I'm interested in evaluating the following limit $$\lim_{T\to\infty}\frac{1}{T}\int_0^T dt\;e^{i(\varepsilon'-\varepsilon)t},$$ with $\varepsilon$ and $\varepsilon'$ being real numbers. Performing the integral first yields $$\frac{-i}{\varepsilon'-\varepsilon}\left(e^{i(\varepsilon'-\varepsilon)T}-1\right).$$ Dividing by $T$ and taking the limit, seems to converge to zero. This does not look correct at first glance.
It is suspiciously temping to using the principle value of the exponential as $$\int_0^\infty dt\;e^{i(\varepsilon'-\varepsilon)t}=\pi\delta(\varepsilon'-\varepsilon)+\frac{i}{\varepsilon'-\varepsilon}$$ Would that be of any use? Setting $\varepsilon=\varepsilon'$ in the first equation, the limit evaluates to 1, hinting at the fact that zero may not be correct.
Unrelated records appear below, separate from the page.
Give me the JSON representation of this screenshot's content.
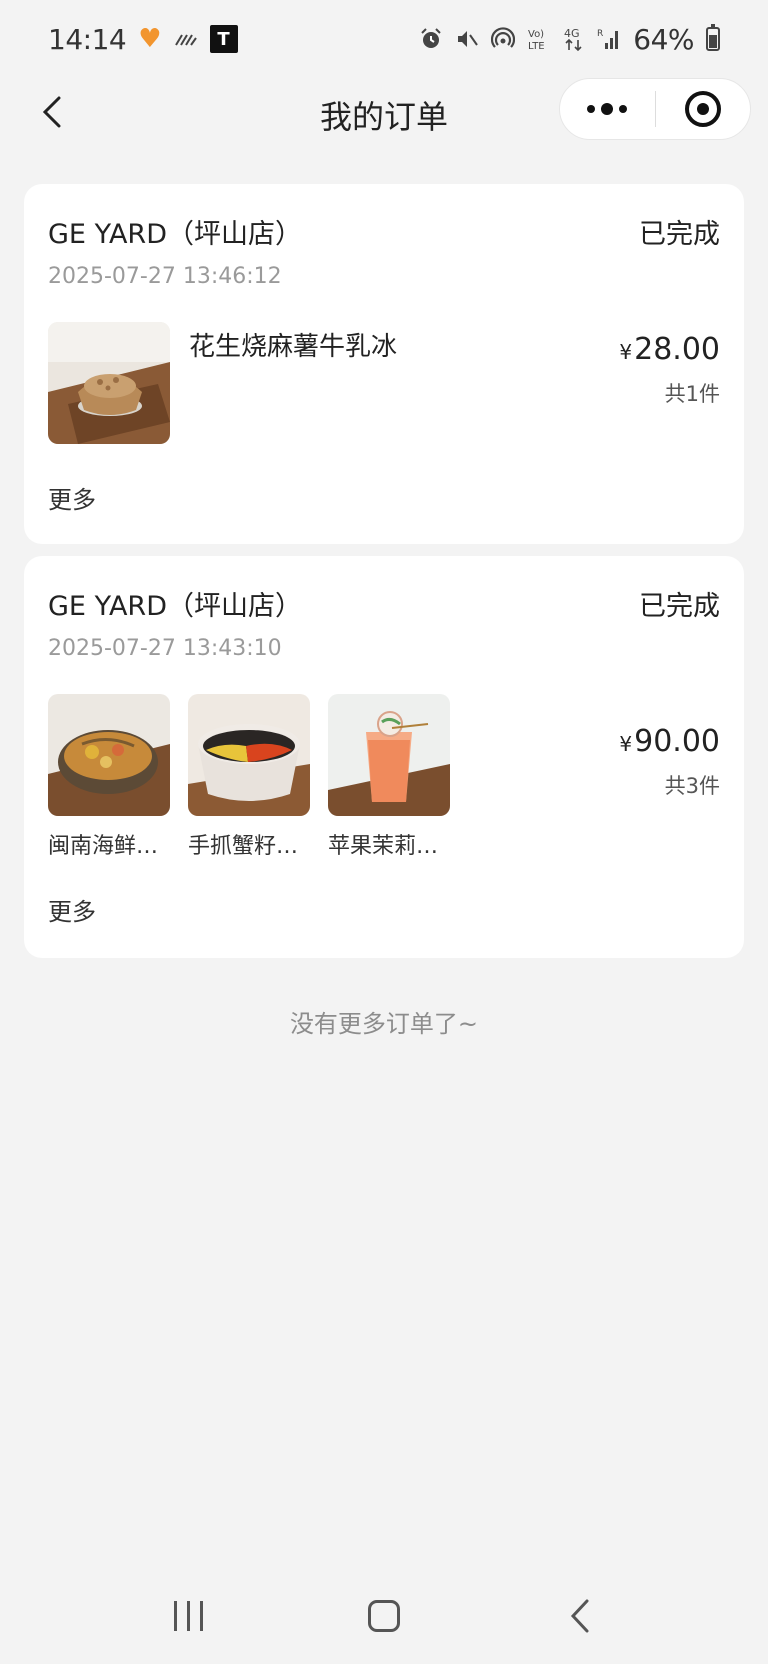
{
  "status_bar": {
    "time": "14:14",
    "battery": "64%",
    "icons": [
      "heart-app-icon",
      "activity-icon",
      "tesla-icon",
      "alarm-icon",
      "mute-icon",
      "hotspot-icon",
      "volte-icon",
      "4g-data-icon",
      "signal-icon",
      "battery-icon"
    ]
  },
  "nav": {
    "title": "我的订单"
  },
  "orders": [
    {
      "store": "GE YARD（坪山店）",
      "status": "已完成",
      "time": "2025-07-27 13:46:12",
      "items": [
        {
          "name": "花生烧麻薯牛乳冰",
          "image": "shaved-ice-dessert"
        }
      ],
      "currency": "¥",
      "amount": "28.00",
      "qty": "共1件",
      "more": "更多"
    },
    {
      "store": "GE YARD（坪山店）",
      "status": "已完成",
      "time": "2025-07-27 13:43:10",
      "items": [
        {
          "name": "闽南海鲜…",
          "image": "seafood-curry-bowl"
        },
        {
          "name": "手抓蟹籽…",
          "image": "crab-roe-rice-bowl"
        },
        {
          "name": "苹果茉莉…",
          "image": "apple-jasmine-drink"
        }
      ],
      "currency": "¥",
      "amount": "90.00",
      "qty": "共3件",
      "more": "更多"
    }
  ],
  "footer_tip": "没有更多订单了~",
  "colors": {
    "page_bg": "#f3f3f3",
    "card_bg": "#ffffff",
    "secondary_text": "#9a9a9a",
    "accent_orange": "#f2952e"
  }
}
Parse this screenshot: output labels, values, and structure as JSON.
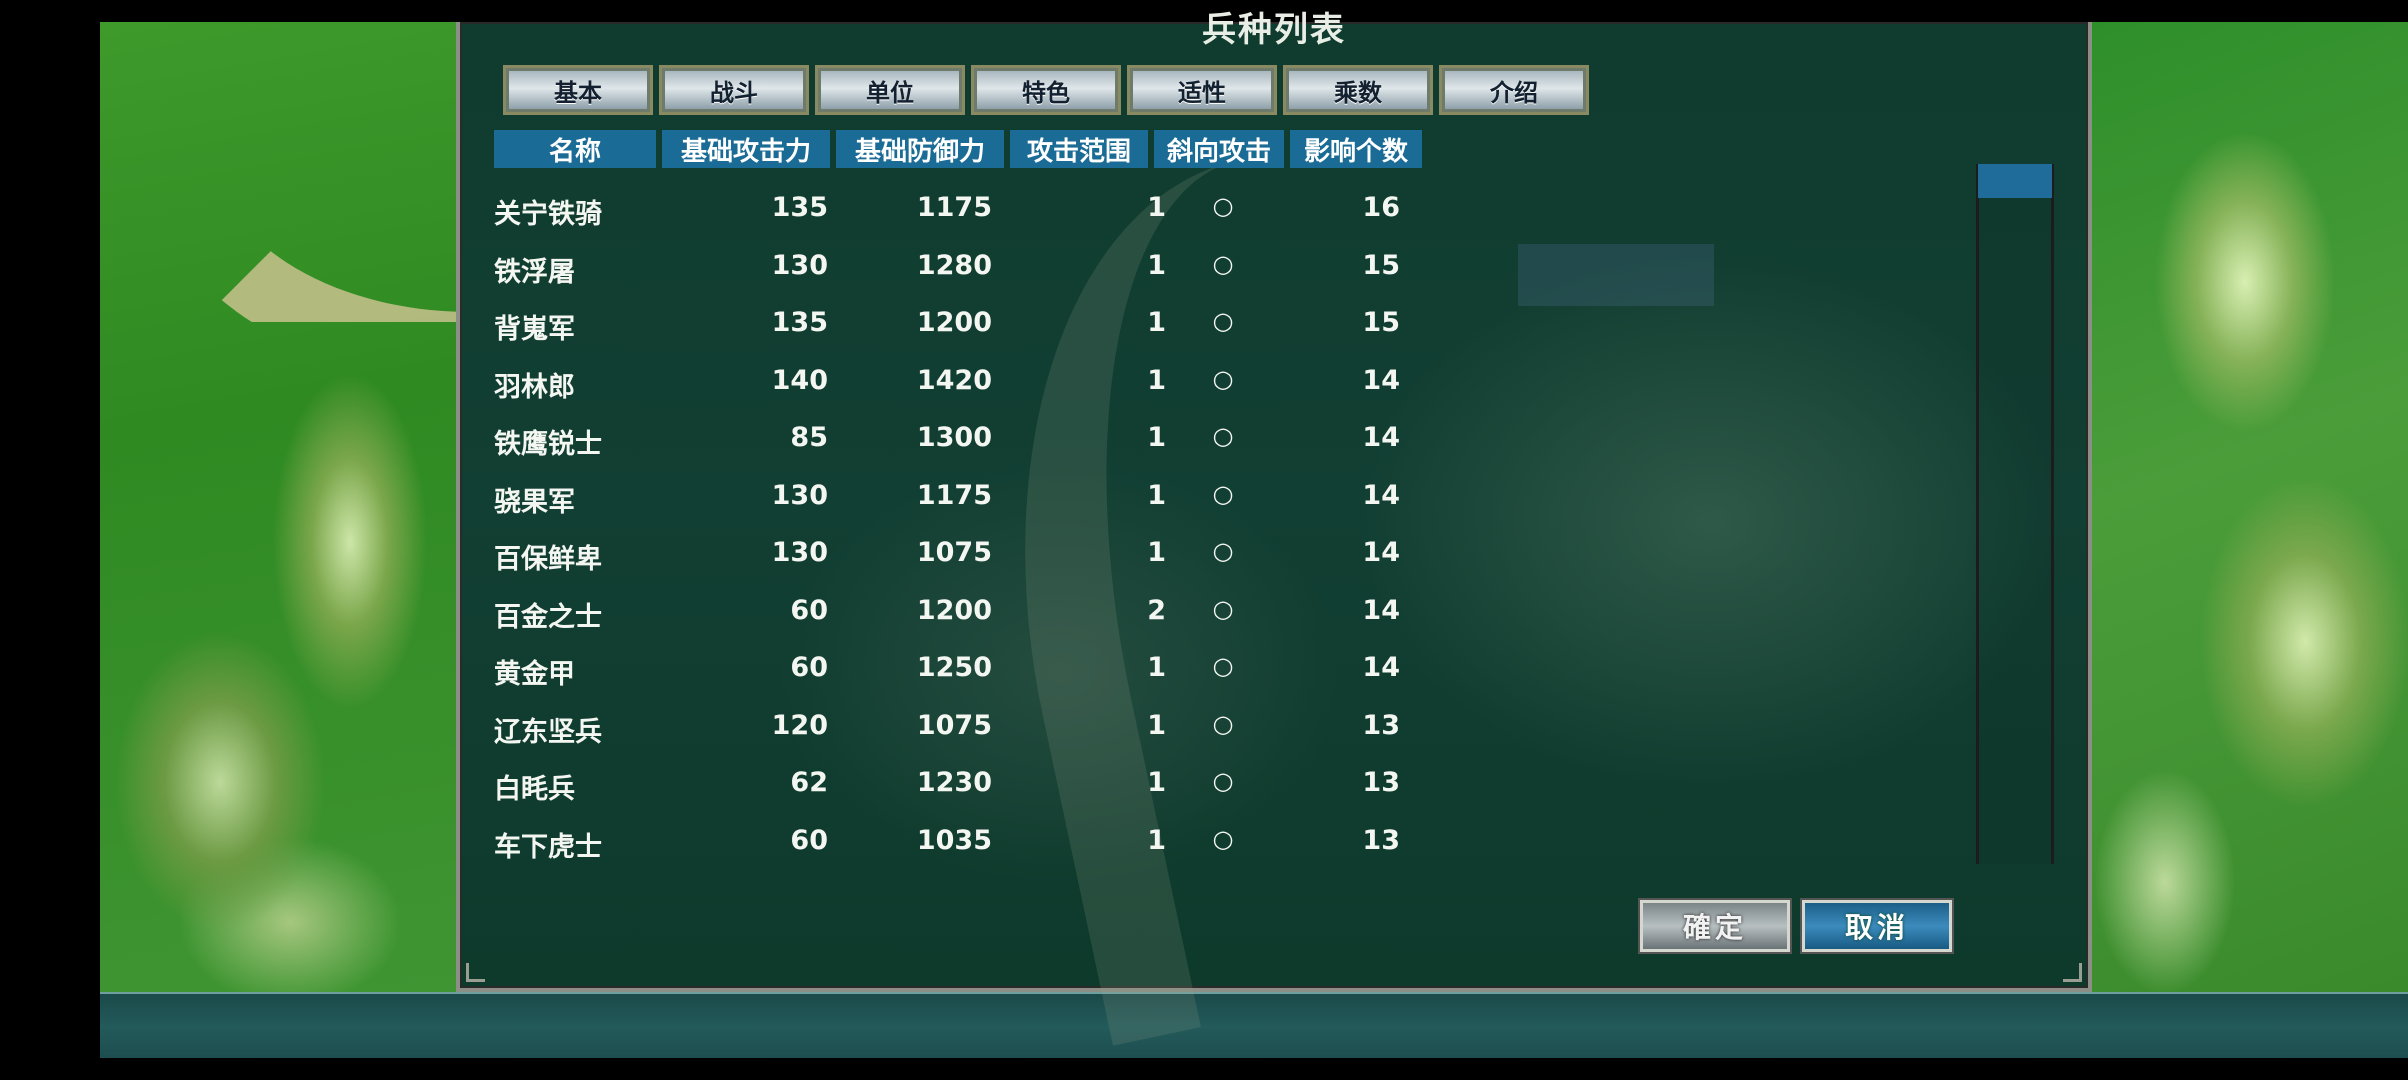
{
  "dialog": {
    "title": "兵种列表"
  },
  "tabs": [
    {
      "label": "基本"
    },
    {
      "label": "战斗"
    },
    {
      "label": "单位"
    },
    {
      "label": "特色"
    },
    {
      "label": "适性"
    },
    {
      "label": "乘数"
    },
    {
      "label": "介绍"
    }
  ],
  "table": {
    "headers": [
      "名称",
      "基础攻击力",
      "基础防御力",
      "攻击范围",
      "斜向攻击",
      "影响个数"
    ],
    "rows": [
      {
        "name": "关宁铁骑",
        "atk": "135",
        "def": "1175",
        "range": "1",
        "diag": "○",
        "count": "16"
      },
      {
        "name": "铁浮屠",
        "atk": "130",
        "def": "1280",
        "range": "1",
        "diag": "○",
        "count": "15"
      },
      {
        "name": "背嵬军",
        "atk": "135",
        "def": "1200",
        "range": "1",
        "diag": "○",
        "count": "15"
      },
      {
        "name": "羽林郎",
        "atk": "140",
        "def": "1420",
        "range": "1",
        "diag": "○",
        "count": "14"
      },
      {
        "name": "铁鹰锐士",
        "atk": "85",
        "def": "1300",
        "range": "1",
        "diag": "○",
        "count": "14"
      },
      {
        "name": "骁果军",
        "atk": "130",
        "def": "1175",
        "range": "1",
        "diag": "○",
        "count": "14"
      },
      {
        "name": "百保鲜卑",
        "atk": "130",
        "def": "1075",
        "range": "1",
        "diag": "○",
        "count": "14"
      },
      {
        "name": "百金之士",
        "atk": "60",
        "def": "1200",
        "range": "2",
        "diag": "○",
        "count": "14"
      },
      {
        "name": "黄金甲",
        "atk": "60",
        "def": "1250",
        "range": "1",
        "diag": "○",
        "count": "14"
      },
      {
        "name": "辽东坚兵",
        "atk": "120",
        "def": "1075",
        "range": "1",
        "diag": "○",
        "count": "13"
      },
      {
        "name": "白眊兵",
        "atk": "62",
        "def": "1230",
        "range": "1",
        "diag": "○",
        "count": "13"
      },
      {
        "name": "车下虎士",
        "atk": "60",
        "def": "1035",
        "range": "1",
        "diag": "○",
        "count": "13"
      }
    ]
  },
  "buttons": {
    "ok": "確定",
    "cancel": "取消"
  },
  "colors": {
    "header_bg": "#1a6b95",
    "dialog_bg": "#0f3c2e",
    "cancel_bg": "#1c5f88"
  }
}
Let $\omega = \epsilon - \epsilon '$. Then we wish to find $\lim_{T\to \infty} \frac{1}{T}\int _0^T dt\cdot e^{i\omega t}$
After Integrating: $ \lim_{T\to \infty} \frac{-i}{\omega T}(e^{i\omega T}-1)=\frac{e^{i\omega T /2}}{\omega T}(2\sin{\frac{\omega T}{2}})=\frac{\sin {\omega T}}{\omega T}+i\frac{2\sin^2{\omega T /2}}{\omega T}$
If $\omega$ is non-zero, then the denominator dominates and the limit is zero for both the real and imaginary parts. If $\omega$ is zero applications of l'hopital's rule yield 1 for the real part and $0$ for the imaginary part.
So $\lim(...)= \delta(\omega)$